La femme à barbe de Genève
Au XIXe s. et au début du XXe s., « l’exhibition » de curiosités de la nature était à la mode dans les foires et dans certains cirques dont le plus célèbre représentant était Barnum : nains, géants, siamois, femmes à barbe, etc. Parmi ces dernières, l’une des plus célèbres, Clofullia, était genevoise. Engagée par Barnum, elle était d’ailleurs connue également sous le titre de « The Bearded Lady of Geneva » (« La Femme à barbe de Genève »).
Joséphine Boisdechêne était née le 25 mars 1831 dans une famille d’agriculteurs à Versoix, village du canton de Genève, au bord du lac Léman. Dès sa naissance, la petite Joséphine était atteinte d’hirsutisme (présence d'une pilosité de type masculin dans des zones normalement glabres chez la femme tel quel le visage, due à un problème endocrinien ou génétique). Le bas de son visage était recouvert d’un duvet de poils qui devint une barbe (de 5 cm. à 8 ans, de 15 cm. à 16 ans).

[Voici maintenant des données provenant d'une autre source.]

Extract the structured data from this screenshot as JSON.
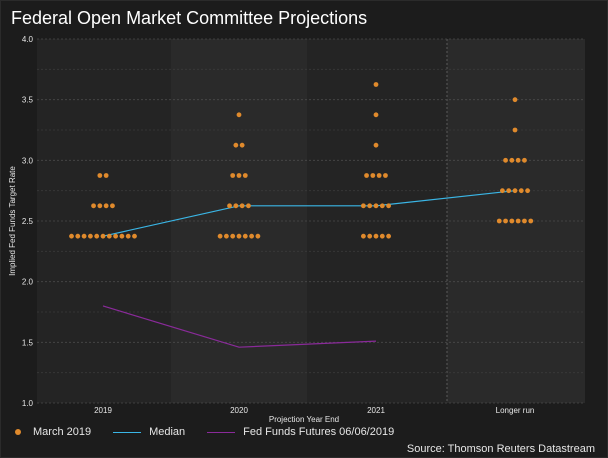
{
  "chart_data": {
    "type": "scatter",
    "title": "Federal Open Market Committee Projections",
    "xlabel": "Projection Year End",
    "ylabel": "Implied Fed Funds Target Rate",
    "categories": [
      "2019",
      "2020",
      "2021",
      "Longer run"
    ],
    "ylim": [
      1.0,
      4.0
    ],
    "yticks": [
      "1.0",
      "1.5",
      "2.0",
      "2.5",
      "3.0",
      "3.5",
      "4.0"
    ],
    "grid": true,
    "legend_position": "bottom-left",
    "series": [
      {
        "name": "March 2019",
        "kind": "dots",
        "color": "#e08a2c",
        "points": [
          {
            "x": "2019",
            "y": 2.375,
            "count": 11
          },
          {
            "x": "2019",
            "y": 2.625,
            "count": 4
          },
          {
            "x": "2019",
            "y": 2.875,
            "count": 2
          },
          {
            "x": "2020",
            "y": 2.375,
            "count": 7
          },
          {
            "x": "2020",
            "y": 2.625,
            "count": 4
          },
          {
            "x": "2020",
            "y": 2.875,
            "count": 3
          },
          {
            "x": "2020",
            "y": 3.125,
            "count": 2
          },
          {
            "x": "2020",
            "y": 3.375,
            "count": 1
          },
          {
            "x": "2021",
            "y": 2.375,
            "count": 5
          },
          {
            "x": "2021",
            "y": 2.625,
            "count": 5
          },
          {
            "x": "2021",
            "y": 2.875,
            "count": 4
          },
          {
            "x": "2021",
            "y": 3.125,
            "count": 1
          },
          {
            "x": "2021",
            "y": 3.375,
            "count": 1
          },
          {
            "x": "2021",
            "y": 3.625,
            "count": 1
          },
          {
            "x": "Longer run",
            "y": 2.5,
            "count": 6
          },
          {
            "x": "Longer run",
            "y": 2.75,
            "count": 5
          },
          {
            "x": "Longer run",
            "y": 3.0,
            "count": 4
          },
          {
            "x": "Longer run",
            "y": 3.25,
            "count": 1
          },
          {
            "x": "Longer run",
            "y": 3.5,
            "count": 1
          }
        ]
      },
      {
        "name": "Median",
        "kind": "line",
        "color": "#3ab6e6",
        "x": [
          "2019",
          "2020",
          "2021",
          "Longer run"
        ],
        "values": [
          2.375,
          2.625,
          2.625,
          2.75
        ]
      },
      {
        "name": "Fed Funds Futures 06/06/2019",
        "kind": "line",
        "color": "#8a2a9a",
        "x": [
          "2019",
          "2020",
          "2021"
        ],
        "values": [
          1.8,
          1.46,
          1.51
        ]
      }
    ]
  },
  "source": "Source: Thomson Reuters Datastream"
}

Peu à peu, la nouvelle de l’existence d’une femme à barbe se répandit aux alentours de Versoix et sans doute au delà car M. Boisdechêne (devenu veuf entre temps) commença à recevoir des propositions d’entrepreneurs de spectacle désirant exhiber sa fille. M. Boisdechêne déclina pendant longtemps toute offre mais il devenait de plus en plus difficile pour lui de subvenir seul aux besoins de ses enfants. Ainsi, en 1849, alors que Joséphine avait 18 ans, finit-il par accepter l’offre d’un entrepreneur de spectacle lyonnais dont l’histoire n’a pas retenu le nom. Accompagnée de son père et de son agent, puis de son père seul, Joséphine se produisit alors en Suisse et en France, probablement dans des foires et fêtes foraines. En France, elle rencontra son futur mari, le peintre Fortune Clofullia qui les accompagna dès lors en tournée, profitant de vendre ses tableaux dans les endroits où sa femme se produisait.

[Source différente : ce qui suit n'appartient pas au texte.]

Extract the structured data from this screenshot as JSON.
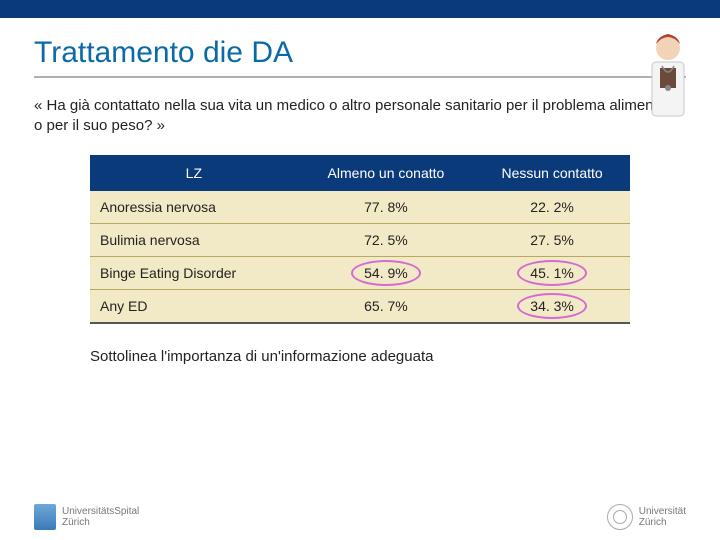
{
  "title": "Trattamento die DA",
  "question": "« Ha già contattato nella sua vita un medico o altro personale sanitario per il problema alimentare o per il suo peso? »",
  "table": {
    "header_bg": "#0a3a7a",
    "header_color": "#ffffff",
    "body_bg": "#f2eac6",
    "row_border": "#b9a95e",
    "columns": [
      "LZ",
      "Almeno un conatto",
      "Nessun contatto"
    ],
    "rows": [
      {
        "label": "Anoressia nervosa",
        "v1": "77. 8%",
        "v2": "22. 2%",
        "hl1": false,
        "hl2": false
      },
      {
        "label": "Bulimia nervosa",
        "v1": "72. 5%",
        "v2": "27. 5%",
        "hl1": false,
        "hl2": false
      },
      {
        "label": "Binge Eating Disorder",
        "v1": "54. 9%",
        "v2": "45. 1%",
        "hl1": true,
        "hl2": true
      },
      {
        "label": "Any ED",
        "v1": "65. 7%",
        "v2": "34. 3%",
        "hl1": false,
        "hl2": true
      }
    ],
    "highlight_color": "#d46bd4"
  },
  "footnote": "Sottolinea l'importanza di un'informazione adeguata",
  "logos": {
    "left_line1": "UniversitätsSpital",
    "left_line2": "Zürich",
    "right_line1": "Universität",
    "right_line2": "Zürich"
  }
}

A Paris, celle qui était maintenant Mme Clofullia rencontra le futur empereur Napoléon III qui lui offrit un diamant qu’elle porta dans sa barbe. Certaines sources mentionnent qu’en remerciement, elle tailla désormais sa barbe de la même façon que celle de Napoléon III, d’autres que c’est parce qu’elle l’avait coiffée ainsi qu’il lui offrit un diamant, flatté de cette imitation. La présentation des « phénomènes » (« Freaks »), notamment sur les photographies, faisait l’objet d’une mise en scène propre à chaque type de curiosité : en ce qui concerne les femmes à barbe, elles étaient généralement présentées dans un décor bourgeois, bien habillées et portant des bijoux. Ces éléments avaient pour but de relever leur féminité et de souligner le contraste avec cet attribut masculin qu’est la barbe.

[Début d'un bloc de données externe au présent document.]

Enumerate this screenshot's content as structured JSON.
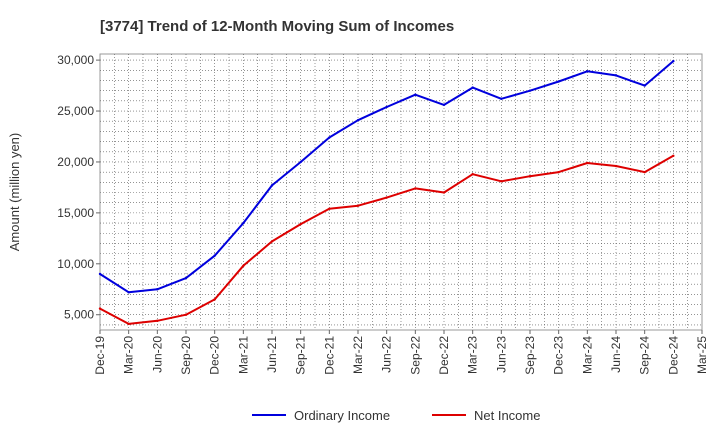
{
  "chart_data": {
    "type": "line",
    "title": "[3774]  Trend of 12-Month Moving Sum of Incomes",
    "xlabel": "",
    "ylabel": "Amount (million yen)",
    "ylim": [
      3500,
      30600
    ],
    "grid": true,
    "legend_position": "bottom-center",
    "y_ticks": [
      5000,
      10000,
      15000,
      20000,
      25000,
      30000
    ],
    "y_tick_labels": [
      "5,000",
      "10,000",
      "15,000",
      "20,000",
      "25,000",
      "30,000"
    ],
    "categories": [
      "Dec-19",
      "Mar-20",
      "Jun-20",
      "Sep-20",
      "Dec-20",
      "Mar-21",
      "Jun-21",
      "Sep-21",
      "Dec-21",
      "Mar-22",
      "Jun-22",
      "Sep-22",
      "Dec-22",
      "Mar-23",
      "Jun-23",
      "Sep-23",
      "Dec-23",
      "Mar-24",
      "Jun-24",
      "Sep-24",
      "Dec-24",
      "Mar-25"
    ],
    "series": [
      {
        "name": "Ordinary Income",
        "color": "#0000dd",
        "values": [
          9000,
          7200,
          7500,
          8600,
          10800,
          14000,
          17700,
          20000,
          22400,
          24100,
          25400,
          26600,
          25600,
          27300,
          26200,
          27000,
          27900,
          28900,
          28500,
          27500,
          29900,
          null
        ]
      },
      {
        "name": "Net Income",
        "color": "#dd0000",
        "values": [
          5600,
          4100,
          4400,
          5000,
          6500,
          9800,
          12200,
          13900,
          15400,
          15700,
          16500,
          17400,
          17000,
          18800,
          18100,
          18600,
          19000,
          19900,
          19600,
          19000,
          20600,
          null
        ]
      }
    ]
  }
}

En 1851, Clofullia se produisit à l’Exposition universelle de Londres, comme l’atteste une gravure éditée à cette occasion. Bientôt, sa renommée devint encore plus grande car elle mit au monde un fils, lui aussi « barbu » dès la naissance (alors que son premier enfant, une fille morte en bas âge, n’avait pas été atteint d’hirsutisme). Ceci attira l’attention du « spécialiste ès exhibitions » qu’était P. T. Barnum (1810-1891). En 1853, il les fit venir aux Etats-Unis où il présenta Clofullia et son fils Albert surnommé «le petit Esaü» dans son American Museum à New York aux côtés d’autres « phénomènes », puis en tournée à travers les Etats-Unis1.
The Bearded Lady of Geneva mourut en 1875, et ne fit donc pas partie des séjours du cirque Barnum à Genève (1875 et 1902).
François Beuret
Sources:
Ouvrage de Robert Bogdan, La fabrique des monstres. Les Etats-Unis et le Freak show, 1840-1940, Alma Editeurs, 2013 (un paragraphe p. 212 est consacré à Clofullia)
Photos:
On trouve plusieurs photos sur le site de la Syracuse University Library
1. Information connue grâce aux photographes qui l'ont prise en photo dans différentes villes des USA.